China seals off NW town as plague kills 2nd man

(AP) -- China locked down a remote farming town after two people died and 10 more were sickened with pneumonic plague, a lung infection that can kill a human in 24 hours if left untreated.

Police set up checkpoints around Ziketan in northwestern Qinghai province, where townspeople reached by The Associated Press by phone Monday said the streets were largely deserted and most shops shut.

Authorities urged anyone who had visited the town of 10,000 people since mid-July and has developed a cough or fever to seek hospital treatment.

On Sunday, a 37-year-old man identified only as Danzin became the second reported fatality from the outbreak. He lived next door to the first, a 32-year-old herder. The 10 sickened, mostly relatives of the herder, were undergoing isolated treatment in hospital, the local health bureau said.

The office in said it was in close contact with Chinese health authorities and that measures taken so far to treat and quarantine sickened people were appropriate. It did not comment on the move to seal off the town.

"This form of pneumonic is probably the least common but the most severe," said WHO's spokeswoman in China, Vivian Tan. "It has a very high fatality rate and generally spreads quite easily. So we're certainly concerned about the situation."

In Ziketan, authorities have said homes and shops should be disinfected, and residents should wear masks when they go out, said a food seller surnamed Han who runs a stall at the Crystal Alley Market. Around 80 percent of the town's shops were closed on Monday, Han said, and prices of disinfectants and some vegetables have already tripled.

"People are so scared. There are few people on the streets," Han said by telephone. "There are police guarding the quarantine center at the township hospital but not on the streets."

According to WHO, pneumonic plague is one of the deadliest infectious diseases, capable of killing humans within 24 hours of infection. It is spread through the air and can be passed from person to person through coughing.

The Web site of the U.S. Centers for Disease Control says people infected must be given antibiotics within 24 hours of first showing symptoms, while people who have had direct contact with those infected can protect themselves by taking antibiotics for seven days.

A woman who lives in Ziketan, who refused to give her name when reached by telephone, said county officials distributed flyers and made television and radio announcements on how to prevent infection. The woman said police checkpoints were set up in a 17-mile (28-kilometer) radius around Ziketan and residents were not allowed to leave.

The situation in Ziketan was stable, said an official surnamed Wang at the local disease control center, who added the measures taken were "scientific, orderly, effective and in accordance with the law."

Officials refused to give further details about the situation or say how the herder was first infected.

Pneumonic plague is caused by the same bacteria that occurs in bubonic plague - the Black Death that killed an estimated 25 million people in Europe during the Middle Ages. Bubonic plague is usually transmitted by flea bite and can be treated with antibiotics if diagnosed early.

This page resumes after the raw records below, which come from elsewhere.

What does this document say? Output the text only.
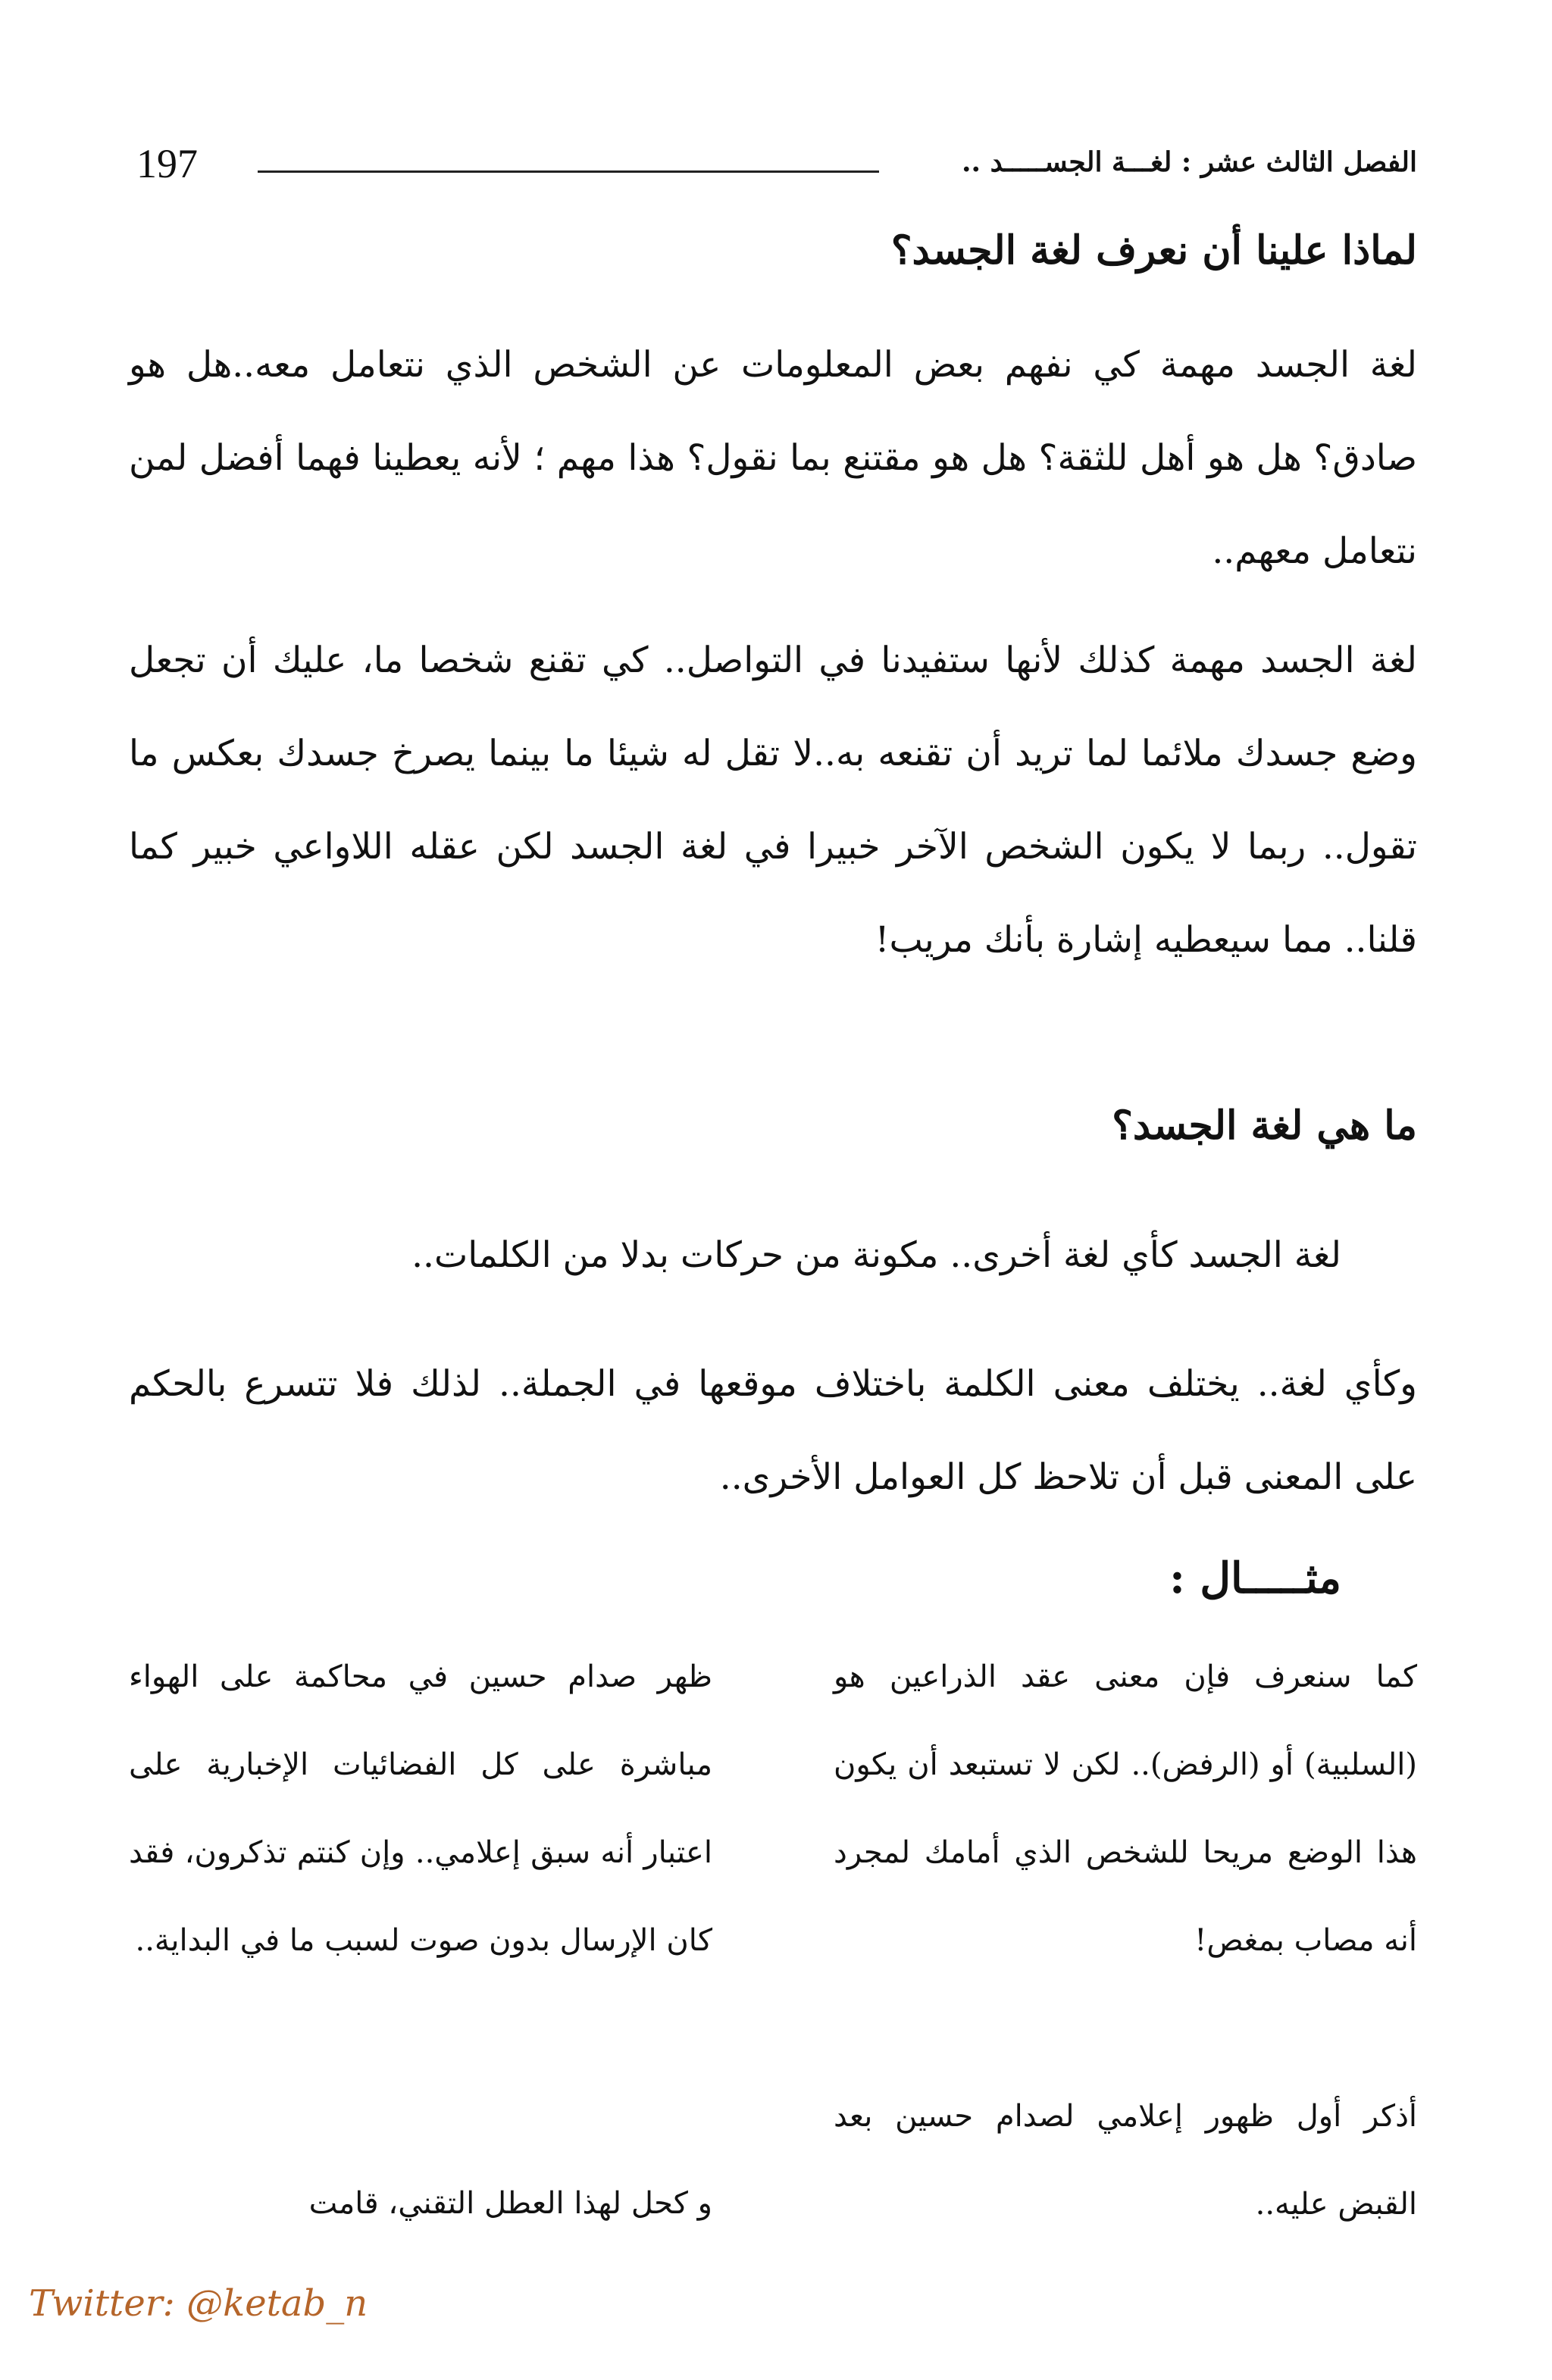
197	الفصل الثالث عشر : لغـــة الجســـــد ..
لماذا علينا أن نعرف لغة الجسد؟
لغة الجسد مهمة كي نفهم بعض المعلومات عن الشخص الذي نتعامل معه..هل هو صادق؟ هل هو أهل للثقة؟ هل هو مقتنع بما نقول؟ هذا مهم ؛ لأنه يعطينا فهما أفضل لمن نتعامل معهم..
لغة الجسد مهمة كذلك لأنها ستفيدنا في التواصل.. كي تقنع شخصا ما، عليك أن تجعل وضع جسدك ملائما لما تريد أن تقنعه به..لا تقل له شيئا ما بينما يصرخ جسدك بعكس ما تقول.. ربما لا يكون الشخص الآخر خبيرا في لغة الجسد لكن عقله اللاواعي خبير كما قلنا.. مما سيعطيه إشارة بأنك مريب!
ما هي لغة الجسد؟
لغة الجسد كأي لغة أخرى.. مكونة من حركات بدلا من الكلمات..
وكأي لغة.. يختلف معنى الكلمة باختلاف موقعها في الجملة.. لذلك فلا تتسرع بالحكم على المعنى قبل أن تلاحظ كل العوامل الأخرى..
مثـــــال :
كما سنعرف فإن معنى عقد الذراعين هو (السلبية) أو (الرفض).. لكن لا تستبعد أن يكون هذا الوضع مريحا للشخص الذي أمامك لمجرد أنه مصاب بمغص!
أذكر أول ظهور إعلامي لصدام حسين بعد القبض عليه..
ظهر صدام حسين في محاكمة على الهواء مباشرة على كل الفضائيات الإخبارية على اعتبار أنه سبق إعلامي.. وإن كنتم تذكرون، فقد كان الإرسال بدون صوت لسبب ما في البداية..
و كحل لهذا العطل التقني، قامت
Twitter: @ketab_n
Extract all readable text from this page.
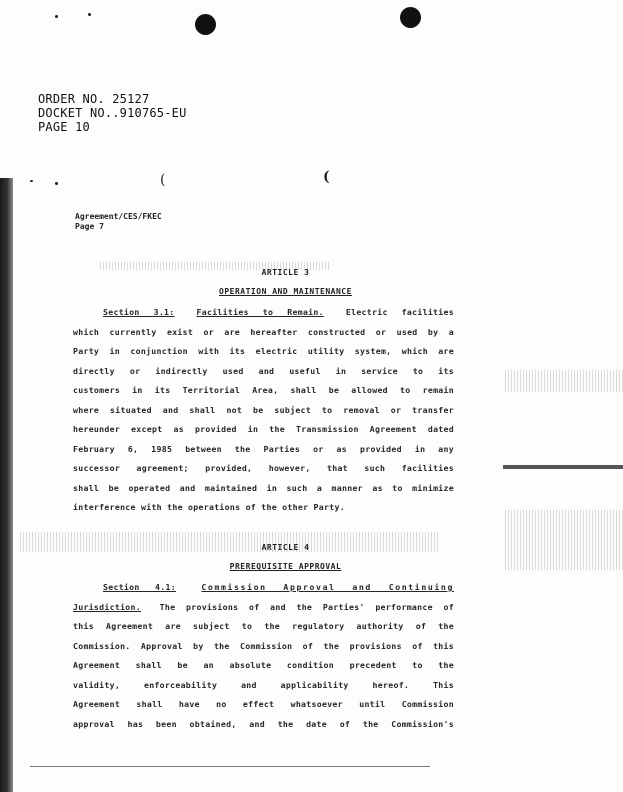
(	(
ORDER NO. 25127
DOCKET NO..910765-EU
PAGE 10
Agreement/CES/FKEC
Page 7
ARTICLE 3
OPERATION AND MAINTENANCE
Section 3.1:	Facilities to Remain.	Electric facilities
which currently exist or are hereafter constructed or used by a
Party in conjunction with its electric utility system, which are
directly or indirectly used and useful in service to its
customers in its Territorial Area, shall be allowed to remain
where situated and shall not be subject to removal or transfer
hereunder except as provided in the Transmission Agreement dated
February 6, 1985 between the Parties or as provided in any
successor agreement; provided, however, that such facilities
shall be operated and maintained in such a manner as to minimize
interference with the operations of the other Party.
ARTICLE 4
PREREQUISITE APPROVAL
Section 4.1:	Commission Approval and Continuing
Jurisdiction. The provisions of and the Parties' performance of
this Agreement are subject to the regulatory authority of the
Commission. Approval by the Commission of the provisions of this
Agreement shall be an absolute condition precedent to the
validity, enforceability and applicability hereof. This
Agreement shall have no effect whatsoever until Commission
approval has been obtained, and the date of the Commission's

A 2006 WHO report from an international meeting on plague cited a Chinese government disease expert as saying that most cases of the plague in China's northwest occur when hunters are contaminated while skinning infected animals. The expert said at the time that due to the region's remoteness, the disease killed more than half the infected people.

The report also said that since the 1990s, there was a rise in plague cases in humans - from fewer than 10 in the 1980s to nearly 100 cases in 1996 and 254 in 2000. Official statistics posted on the Health Ministry's Web site showed no cases of plague last year and the previous year.

In 2004, eight villagers in Qinghai died of plague, most of them infected after killing or eating wild marmots, which are relatives of gophers and prairie dogs. Marmots live in the grasslands of China's northwest and Mongolia, where villagers often hunt them for meat.

WHO spokeswoman Tan said China was no stranger to dealing with the plague.

"In cases like this, we encourage the authorities to identify cases, to investigate any suspicious symptoms among close contacts and to treat confirmed cases as soon as possible. So far, they have done exactly that," Tan said. "There have been sporadic cases reported around the country in the last few years so the authorities do have the experience to deal with this."